The IQueryOrder Interface
IQueryOrder is a marker interface for sort rules. Built-in sort types:
| Sort | Description |
|---|---|
ExpressionSort<TEntity> | Sorts by a lambda expression Expression<Func<TEntity, object?>>, with optional SortDirection. |
CombinedOrder | Combines two or more sort rules. |
FieldOrder | Sorts by a field name string, with a SortDirection. Requires a field-mapper when used with IQueryable. |
Pagination
PageRequest
PageRequest is a simple request object for unsorted pagination:
public class PageRequest {
public int Page { get; } // 1-based page number
public int Size { get; } // Maximum items per page
public int Offset { get; } // Computed: (Page - 1) * Size
}
PageResult<TEntity>
The result returned by GetPageAsync includes pagination metadata:
public class PageResult<TEntity> where TEntity : class {
public PageRequest Request { get; }
public int TotalItems { get; }
public IReadOnlyList<TEntity>? Items { get; }
public int TotalPages { get; }
public bool IsFirstPage { get; }
public bool IsLastPage { get; }
public bool HasNextPage { get; }
public bool HasPreviousPage { get; }
public int? NextPage { get; }
public int? PreviousPage { get; }
}
PageQuery<TEntity> and PageQueryResult<TEntity>
For filtered and sorted pagination, use PageQuery<TEntity> internally within your repository:
var query = new PageQuery<Product>(page: 1, size: 20)
.Where(p => p.IsActive)
.OrderBy(p => p.Name);
The result is PageQueryResult<TEntity>:
public class PageQueryResult<TEntity> where TEntity : class {
public PageQuery<TEntity> Request { get; }
public int TotalItems { get; }
public IReadOnlyList<TEntity> Items { get; }
}
See the driver-specific documentation for pagination behavior per data source.
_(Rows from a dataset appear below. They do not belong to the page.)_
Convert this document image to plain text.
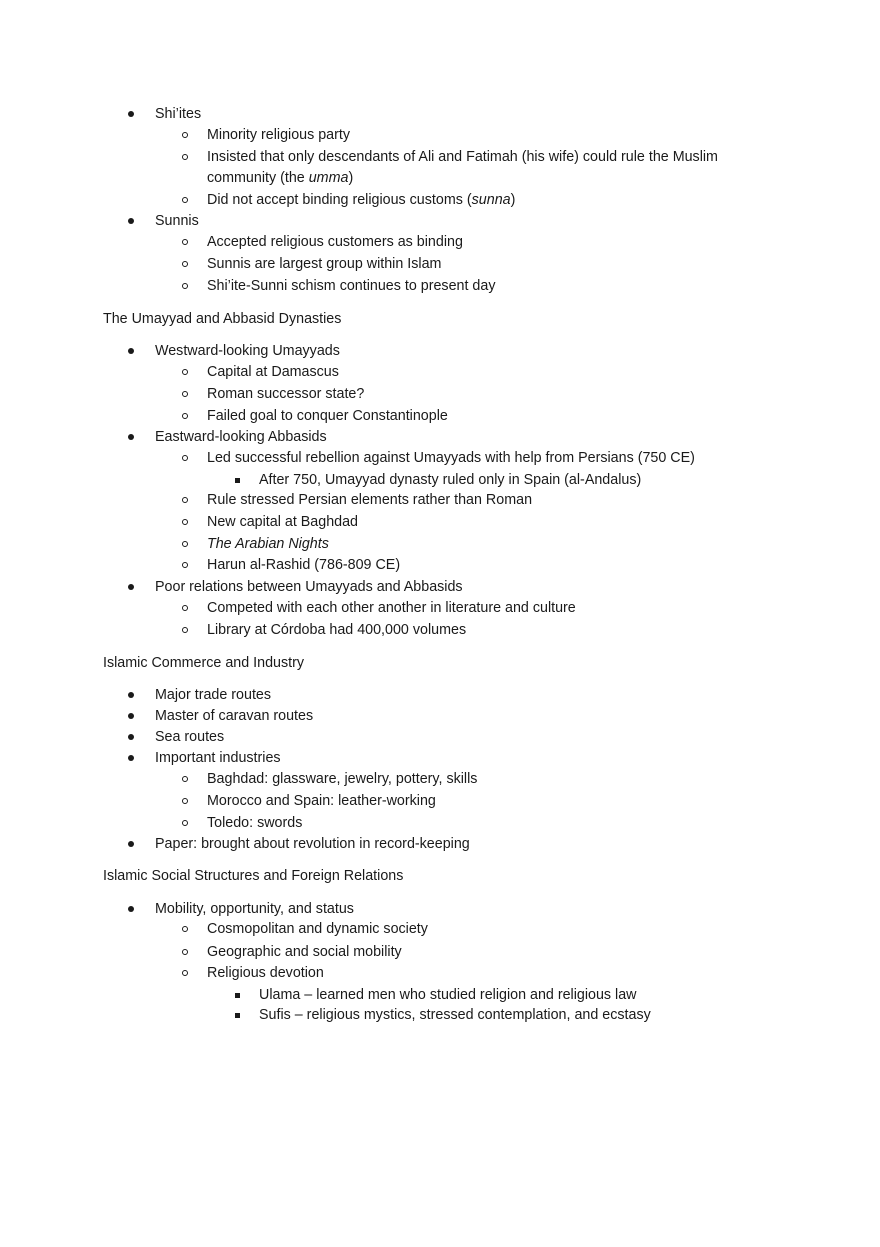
Shi’ites
Minority religious party
Insisted that only descendants of Ali and Fatimah (his wife) could rule the Muslim
community (the umma)
Did not accept binding religious customs (sunna)
Sunnis
Accepted religious customers as binding
Sunnis are largest group within Islam
Shi’ite-Sunni schism continues to present day
The Umayyad and Abbasid Dynasties
Westward-looking Umayyads
Capital at Damascus
Roman successor state?
Failed goal to conquer Constantinople
Eastward-looking Abbasids
Led successful rebellion against Umayyads with help from Persians (750 CE)
After 750, Umayyad dynasty ruled only in Spain (al-Andalus)
Rule stressed Persian elements rather than Roman
New capital at Baghdad
The Arabian Nights
Harun al-Rashid (786-809 CE)
Poor relations between Umayyads and Abbasids
Competed with each other another in literature and culture
Library at Córdoba had 400,000 volumes
Islamic Commerce and Industry
Major trade routes
Master of caravan routes
Sea routes
Important industries
Baghdad: glassware, jewelry, pottery, skills
Morocco and Spain: leather-working
Toledo: swords
Paper: brought about revolution in record-keeping
Islamic Social Structures and Foreign Relations
Mobility, opportunity, and status
Cosmopolitan and dynamic society
Geographic and social mobility
Religious devotion
Ulama – learned men who studied religion and religious law
Sufis – religious mystics, stressed contemplation, and ecstasy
ITrackingRepository<TEntity>
Marks a repository as capable of tracking changes on entities returned by queries. This is used internally by the EntityManager<TEntity> to detect whether the underlying repository can observe mutations without explicit UpdateAsync calls.
Driver implementations (e.g., EF Core, MongoFramework) that support change-tracking implement this interface automatically.
Deprecated Interfaces
The following interfaces are marked [Obsolete] and should not be used in new code:
IQueryableRepository<TEntity, TKey>— exposedAsQueryable(), leakingIQueryable<T>to consumersIPageableRepository<TEntity, TKey>— exposedGetPageAsync(PageQuery<TEntity>), leaking query compositionIFilterableRepository<TEntity, TKey>— exposed filter-based queries as a public contract
All their functionality is now provided through the protected members of Repository<TEntity, TKey>. Existing code using these interfaces will continue to compile (the obsolete attribute is non-breaking), but new code should inherit from Repository and implement domain-specific query methods instead.